Les siècles se suivent et se ressemblent. Au moulin de la Veyssière en Dordogne, on produit de l'huile de noix et de noisettes dans le même moulin depuis le 16ᵉ siècle.
"On est à peu près sûrs qu'il y a une production d'huile de noix dans le moulin de la Veyssière depuis le 16ᵉ siècle, puisque sur le pressoir d'origine, malheureusement que l'on n'a plus aujourd'hui, était gravée la date de 1562 !" Paul Dieudonné, le fils de l’arrière-petite-fille du fondateur, parle avec fierté du moulin de Neuvic qu'il a repris en 2020, en pleine crise sanitaire. "C'est mon arrière-arrière-arrière-grand-père, Jacques Élias qui a racheté le moulin le 15 avril 1857 !", précise-t-il avec fierté.
462 ans plus tard, on produit toujours de l'huile de noix selon une méthode ancestrale dans le dernier moulin en activité de la vallée du Vern. Et l'histoire pourrait être encore plus ancienne. On croit savoir que dès le XIIe siècle, le seigneur de Frateau avait décidé de la création d'un moulin à la Veyssière exploitant déjà le ruisseau du Vern comme force motrice. Depuis, les aléas historiques sont passés, mais le moulin a perduré.
Procédé ancestral depuis 7 générations
Les huiles de noix et de noisettes vierges sont toujours fabriquées selon un procédé de fabrication inchangé, dans le respect des traditions du Périgord. Broyage des noix et des noisettes à la meule de silex d'une demi-tonne, cuisson lente de la pâte pendant une heure à 80° dans une poêle en fonte, enveloppement dans un linge pour l'extraction à une pression de 40 tonnes, puis enfin décantation durant trois à quatre semaines et mise en bouteille. Le précieux liquide peut enfin aller rejoindre la table des gourmets. La même méthode est utilisée ici depuis sept générations.
Moi, j'ai appris à faire l'huile quand j'étais gamin, avec mon grand-père.
Paul Dieudonné
"De prime abord, on se dit que c'est pas très compliqué de fabriquer de l'huile de noix, parce qu'on écrase la matière première, on obtient une pâte, cette pâte, on va ensuite la faire chauffer, puis la presser. Néanmoins, toute la subtilité, elle réside dans la chauffe, et c'est là où on va donner ce caractère si unique, cette identité à l'huile", détaille Paul Dieudonné.
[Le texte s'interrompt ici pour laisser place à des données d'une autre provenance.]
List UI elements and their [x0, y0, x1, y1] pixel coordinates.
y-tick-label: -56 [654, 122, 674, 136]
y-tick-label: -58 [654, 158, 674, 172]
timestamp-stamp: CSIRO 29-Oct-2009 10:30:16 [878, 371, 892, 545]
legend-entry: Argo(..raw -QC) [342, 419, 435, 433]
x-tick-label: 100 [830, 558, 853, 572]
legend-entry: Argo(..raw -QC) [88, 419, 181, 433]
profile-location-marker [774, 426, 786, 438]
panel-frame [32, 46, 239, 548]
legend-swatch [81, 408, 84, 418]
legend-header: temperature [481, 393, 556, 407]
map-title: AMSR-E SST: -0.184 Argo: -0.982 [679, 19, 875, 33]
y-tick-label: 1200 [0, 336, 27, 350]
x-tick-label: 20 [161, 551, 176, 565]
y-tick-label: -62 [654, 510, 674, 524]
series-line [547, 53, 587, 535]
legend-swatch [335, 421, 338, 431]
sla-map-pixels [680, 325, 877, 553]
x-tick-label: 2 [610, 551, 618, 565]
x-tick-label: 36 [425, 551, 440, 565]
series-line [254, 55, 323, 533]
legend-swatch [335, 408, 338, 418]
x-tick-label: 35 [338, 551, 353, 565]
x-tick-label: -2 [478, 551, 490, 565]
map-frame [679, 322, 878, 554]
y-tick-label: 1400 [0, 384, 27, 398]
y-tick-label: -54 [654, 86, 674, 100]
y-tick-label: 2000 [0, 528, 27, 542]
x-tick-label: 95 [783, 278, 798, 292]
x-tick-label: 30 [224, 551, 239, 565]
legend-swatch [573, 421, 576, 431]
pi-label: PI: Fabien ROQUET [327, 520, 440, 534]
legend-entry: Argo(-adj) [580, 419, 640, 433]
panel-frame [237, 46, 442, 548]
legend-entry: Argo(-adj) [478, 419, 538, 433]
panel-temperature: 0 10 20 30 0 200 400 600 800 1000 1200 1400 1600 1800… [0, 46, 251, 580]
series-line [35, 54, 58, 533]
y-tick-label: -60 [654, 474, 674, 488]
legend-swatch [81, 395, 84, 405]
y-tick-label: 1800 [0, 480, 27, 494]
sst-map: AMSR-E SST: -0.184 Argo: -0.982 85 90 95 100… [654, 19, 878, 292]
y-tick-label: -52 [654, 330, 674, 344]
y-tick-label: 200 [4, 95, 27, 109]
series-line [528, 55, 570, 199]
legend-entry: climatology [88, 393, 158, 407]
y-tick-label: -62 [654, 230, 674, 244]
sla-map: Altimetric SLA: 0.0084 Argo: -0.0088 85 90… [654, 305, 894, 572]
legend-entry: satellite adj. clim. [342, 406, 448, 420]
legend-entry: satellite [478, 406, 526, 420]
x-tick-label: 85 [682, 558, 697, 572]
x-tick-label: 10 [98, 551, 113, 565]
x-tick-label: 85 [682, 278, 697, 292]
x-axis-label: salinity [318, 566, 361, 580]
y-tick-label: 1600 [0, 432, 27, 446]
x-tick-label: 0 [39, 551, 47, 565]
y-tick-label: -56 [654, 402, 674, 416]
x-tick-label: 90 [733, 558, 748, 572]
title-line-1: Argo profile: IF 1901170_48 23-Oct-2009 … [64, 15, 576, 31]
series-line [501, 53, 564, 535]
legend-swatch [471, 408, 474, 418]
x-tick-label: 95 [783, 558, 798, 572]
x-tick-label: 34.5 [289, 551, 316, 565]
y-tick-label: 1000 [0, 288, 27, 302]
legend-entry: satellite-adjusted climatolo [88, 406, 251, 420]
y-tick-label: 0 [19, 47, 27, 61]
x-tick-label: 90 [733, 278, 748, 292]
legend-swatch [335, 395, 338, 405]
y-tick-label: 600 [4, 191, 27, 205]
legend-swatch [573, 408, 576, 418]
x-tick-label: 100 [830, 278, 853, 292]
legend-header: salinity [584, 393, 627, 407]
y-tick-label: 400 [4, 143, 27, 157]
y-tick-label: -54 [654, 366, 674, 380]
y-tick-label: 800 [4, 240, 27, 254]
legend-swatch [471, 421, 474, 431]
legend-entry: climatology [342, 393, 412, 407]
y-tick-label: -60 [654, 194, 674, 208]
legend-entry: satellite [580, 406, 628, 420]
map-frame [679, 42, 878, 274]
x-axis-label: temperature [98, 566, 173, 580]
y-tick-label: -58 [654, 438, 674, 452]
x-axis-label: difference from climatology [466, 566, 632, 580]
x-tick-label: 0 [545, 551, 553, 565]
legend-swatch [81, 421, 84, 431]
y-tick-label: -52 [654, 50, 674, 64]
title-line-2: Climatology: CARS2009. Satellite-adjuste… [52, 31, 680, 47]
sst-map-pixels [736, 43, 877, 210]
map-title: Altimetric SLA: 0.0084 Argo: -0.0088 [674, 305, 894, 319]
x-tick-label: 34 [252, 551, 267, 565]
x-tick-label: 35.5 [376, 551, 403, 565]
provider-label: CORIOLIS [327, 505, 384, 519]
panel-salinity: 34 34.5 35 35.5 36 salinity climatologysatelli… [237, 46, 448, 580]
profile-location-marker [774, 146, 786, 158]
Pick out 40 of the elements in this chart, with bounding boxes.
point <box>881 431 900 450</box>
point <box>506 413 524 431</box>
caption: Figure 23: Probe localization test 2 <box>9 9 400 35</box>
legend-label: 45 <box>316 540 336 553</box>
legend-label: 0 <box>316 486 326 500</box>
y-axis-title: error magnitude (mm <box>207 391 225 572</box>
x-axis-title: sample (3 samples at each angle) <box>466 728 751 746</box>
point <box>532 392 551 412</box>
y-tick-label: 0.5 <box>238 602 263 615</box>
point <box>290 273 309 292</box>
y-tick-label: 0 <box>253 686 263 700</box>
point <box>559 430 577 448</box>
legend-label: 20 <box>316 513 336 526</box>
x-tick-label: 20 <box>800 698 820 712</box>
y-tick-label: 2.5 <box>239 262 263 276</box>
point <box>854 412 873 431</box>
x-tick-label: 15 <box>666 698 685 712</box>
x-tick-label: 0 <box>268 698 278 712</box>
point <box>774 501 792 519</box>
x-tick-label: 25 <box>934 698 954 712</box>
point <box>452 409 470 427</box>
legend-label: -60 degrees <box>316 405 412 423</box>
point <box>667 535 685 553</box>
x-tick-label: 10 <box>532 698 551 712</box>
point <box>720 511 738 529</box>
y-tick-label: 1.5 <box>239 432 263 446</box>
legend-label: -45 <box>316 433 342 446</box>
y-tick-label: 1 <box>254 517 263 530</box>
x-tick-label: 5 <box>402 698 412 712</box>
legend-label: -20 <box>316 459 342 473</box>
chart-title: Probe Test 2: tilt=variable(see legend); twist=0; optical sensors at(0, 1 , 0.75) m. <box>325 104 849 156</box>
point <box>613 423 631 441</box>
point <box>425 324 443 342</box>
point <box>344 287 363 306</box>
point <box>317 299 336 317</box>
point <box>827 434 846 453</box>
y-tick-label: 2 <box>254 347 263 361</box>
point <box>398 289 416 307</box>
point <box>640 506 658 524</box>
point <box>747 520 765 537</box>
"Ce savoir-faire, il se transmet au-dessus de la poêle de génération en génération. Moi, j'ai appris à faire l'huile quand j'étais gamin, avec mon grand-père." L'héritier de la tradition familiale est intarissable sur le sujet. Et ne lui dites surtout pas que toutes les huiles de noix se ressemblent. " Il y a cette subtilité, cette identité, et d'un moulin à un autre, même s'il y a un caractère commun à l'huile de noix du Périgord AOP, on va sentir qu'il y a une patte différente, et chaque moulin a un savoir-faire singulier et unique." conclut-il.
La noix locale, historique et polyvalente
Produit du terroir par excellence, les noix et noisettes proviennent exclusivement des producteurs des environs. La noix et le Périgord, c'est aussi une vieille histoire. En 1835, l'ingénieur civil des mines et minéralogiste Cyprien-Prosper Brard expliquait déjà que l'huile de noix, présente dans l'ensemble du département, servait aussi bien pour la préparation des aliments que pour l'éclairage, la peinture ou encore la préparation du savon noir.
Produit industriel devenu produit d'exception
Dans les années 50, cette huile exploitée industriellement faisait partie des principales ressources financières du département. Aujourd'hui, devenue produit d'exception, elle est bien sûr réservée à la consommation et aux préparations culinaires. Une qualité reconnue depuis le 16 novembre 2018 par une Appellation d'Origine Contrôlée puis par une Appellation d'Origine Protégée en 2021. Elles concernent près de 1 000 producteurs de noix et 9 000 hectares de noyeraies AOC; pour un potentiel de 50 000 litres d'huile AOC.
Des appellations uniques sur l'huile de noix en France, auxquelles se plie strictement le moulin de la Veyssière. Cela implique une zone de production AOP délimitée sur l'Aveyron, la Dordogne, la Corrèze, le Lot, le Lot-et-Garonne et la Charente. Le procédé dit "à chaud" préféré par le moulin permet, lui, d'obtenir des arômes de "croûte de pain grillé". Une recette au succès durable.